Biden’s national security adviser asks Russia to release Navalny

An archive photo dated September 29, 2019 shows Russian opposition leader Alexei Navalny during a rally in support of political prisoners on Prospekt Sakharova Street in Moscow, Russia. Alexei Navalny is unconscious in the hospital after allegedly being poisoned, according to his press secretary.

Sefa Karacan | Anadolu Agency through Getty Images

WASHINGTON – President-elect Joe Biden’s national security adviser, Jake Sullivan, called for the immediate release of Russian opposition leader Alexei Navalny, who was arrested on Sunday at a Moscow airport.

Early on Sunday, Navalny flew from Berlin, Germany, to Russia, where he has spent almost half a year recovering since he was poisoned last summer. He was arrested at passport control.

Last week, Russian authorities issued an arrest warrant for Navalny, alleging that he violated the terms of a three-and-a-half year suspended sentence he received in 2014 on charges of embezzlement.

“Mr. Navalny must be released immediately and the perpetrators of the outrageous attack on his life must be held responsible,” wrote Sullivan on Twitter.

The White House and the State Department did not immediately respond to CNBC’s request for comment.

Sullivan’s call for Navalny’s release comes days before President-elect Joe Biden takes office. The next Biden administration is expected to increase pressure on Russia.

In the wake of Navalny’s poisoning last year, Biden pledged “to work with our allies and partners to hold the Putin regime accountable for his crimes,” and accused President Donald Trump of not taking a tough enough position.

A bipartisan group of U.S. senators has asked the Trump government to impose sanctions on Russia in response to Navalny’s poisoning. Trump, who leaves office on Wednesday, did not.

The United Kingdom and the European Union, close allies of the United States, acted quickly to impose targeted sanctions on six Russians and a state research center in October.

On board the flight back to Moscow, Navalny told reporters that he felt very good and that returning home was “the best time in the past five months”.

“I feel great. Finally, I’m going back to my hometown,” he said, according to a Reuters report.

Last year, Navalny was evacuated for medical reasons from a Russian hospital to Germany after he became ill after reports that something was added to his tea. Russian doctors who treated Navalny denied that the Kremlin critic was poisoned and attributed the low blood glucose to his coma.

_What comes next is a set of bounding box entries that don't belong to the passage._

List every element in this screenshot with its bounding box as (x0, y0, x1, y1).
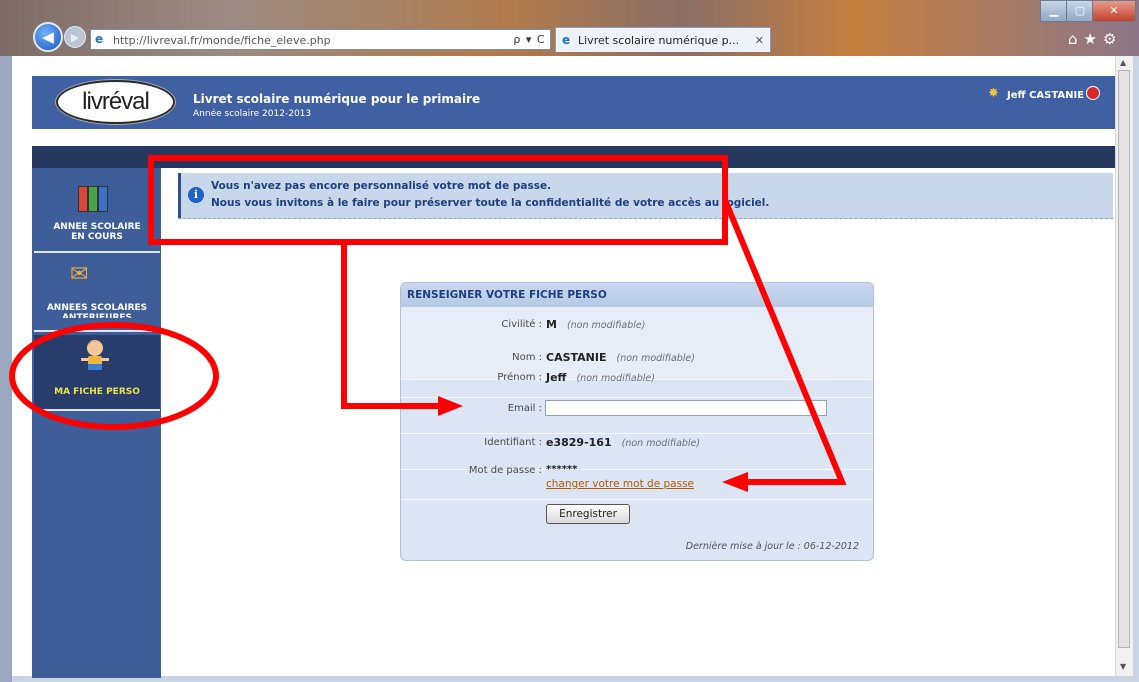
minimize-button[interactable]: ▁ (1040, 0, 1068, 22)
tab-livret[interactable]: e Livret scolaire numérique p... ✕ (555, 27, 771, 52)
prenom-value: Jeff (non modifiable) (546, 371, 655, 384)
civilite-value: M (non modifiable) (546, 318, 646, 331)
browser-window: ◀ ▶ e http://livreval.fr/monde/fiche_ele… (0, 0, 1139, 682)
form-title: RENSEIGNER VOTRE FICHE PERSO (407, 289, 607, 301)
school-year: Année scolaire 2012-2013 (193, 109, 312, 119)
tab-title[interactable]: Livret scolaire numérique p... (578, 34, 739, 47)
ie-page-icon: e (95, 32, 104, 46)
window-frame (0, 56, 12, 682)
ie-tab-icon: e (562, 33, 571, 47)
books-icon (78, 186, 108, 212)
scroll-down-icon[interactable]: ▼ (1120, 662, 1126, 671)
back-button[interactable]: ◀ (33, 22, 63, 52)
vertical-scrollbar[interactable]: ▲ ▼ (1115, 56, 1133, 676)
sidebar-divider (34, 251, 160, 253)
sidebar-item-label: EN COURS (71, 232, 123, 242)
sidebar-item-label: MA FICHE PERSO (54, 387, 140, 397)
notice-line2: Nous vous invitons à le faire pour prése… (211, 197, 770, 209)
identifiant-note: (non modifiable) (621, 438, 701, 449)
maximize-button[interactable]: ▢ (1066, 0, 1094, 22)
save-button[interactable]: Enregistrer (546, 504, 630, 524)
civilite-label: Civilité : (501, 319, 542, 330)
close-window-button[interactable]: ✕ (1092, 0, 1136, 22)
email-label: Email : (507, 403, 542, 414)
user-icon: ✸ (988, 86, 999, 101)
address-controls[interactable]: ρ ▾ C ✕ (508, 29, 551, 67)
address-bar[interactable]: e http://livreval.fr/monde/fiche_eleve.p… (90, 29, 551, 50)
password-label: Mot de passe : (468, 465, 542, 476)
password-value: ****** (546, 464, 578, 475)
user-name[interactable]: Jeff CASTANIE (1007, 90, 1084, 101)
forward-button[interactable]: ▶ (64, 26, 86, 48)
prenom-label: Prénom : (497, 372, 542, 383)
sidebar-divider (34, 330, 160, 332)
sidebar-item-label: ANNEE SCOLAIRE (53, 222, 141, 232)
last-update: Dernière mise à jour le : 06-12-2012 (685, 541, 859, 552)
sidebar-item-label: ANNEES SCOLAIRES (46, 303, 148, 313)
notice-line1: Vous n'avez pas encore personnalisé votr… (211, 180, 552, 192)
site-title: Livret scolaire numérique pour le primai… (193, 92, 481, 106)
address-url[interactable]: http://livreval.fr/monde/fiche_eleve.php (113, 34, 331, 47)
documents-icon: ✉ (70, 262, 89, 287)
scrollbar-thumb[interactable] (1118, 70, 1130, 648)
prenom-row: Prénom : Jeff (non modifiable) (401, 361, 873, 398)
password-notice: i Vous n'avez pas encore personnalisé vo… (178, 173, 1113, 219)
prenom-note: (non modifiable) (576, 373, 655, 384)
info-icon: i (188, 187, 204, 203)
child-icon (81, 340, 109, 370)
civilite-note: (non modifiable) (566, 320, 646, 331)
notice-accent (178, 173, 181, 218)
sidebar-divider (34, 409, 160, 411)
email-field[interactable] (545, 400, 827, 416)
sidebar-item-label: ANTERIEURES (61, 313, 133, 318)
civilite-row: Civilité : M (non modifiable) (401, 307, 873, 344)
scroll-up-icon[interactable]: ▲ (1120, 58, 1126, 67)
toolbar-icons[interactable]: ⌂★⚙ (1068, 30, 1122, 48)
fiche-perso-form: RENSEIGNER VOTRE FICHE PERSO Civilité : … (400, 282, 874, 561)
tab-close-icon[interactable]: ✕ (755, 28, 764, 52)
nav-bar (32, 146, 1115, 168)
sidebar (32, 168, 161, 678)
identifiant-value: e3829-161 (non modifiable) (546, 436, 701, 449)
livreval-logo[interactable]: livréval (56, 80, 175, 124)
logout-icon[interactable] (1086, 86, 1100, 100)
change-password-link[interactable]: changer votre mot de passe (546, 478, 694, 490)
identifiant-label: Identifiant : (484, 437, 542, 448)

In September, the German government said the 44-year-old Russian dissident was poisoned by a chemical nerve agent, describing the toxicology report as “unequivocal evidence”. The nervous agent belonged to the Novichok family, developed by the Soviet Union.

Shortly after the test results, the White House said it was “deeply concerned” about the matter and called the poisoning “completely reprehensible”.

“The United States is deeply concerned about the results released today,” said White House National Security Council spokesman John Ullyot in a statement written at the time. “Alexei Navalny’s poisoning is completely reprehensible. Russia has used the chemical agent for nerve Novichok in the past,” he said, referring to the poisoning of Sergei Skripal and his daughter in England in 2018.

The Kremlin has repeatedly denied a role in the poisoning of Navalny and Skripal’s.

Navalny’s arrest on Sunday is expected to further damage relations between European leaders and Russian President Vladimir Putin, and comes at a time when the Kremlin is working to secure a pipeline project, Nord Stream 2, for Germany.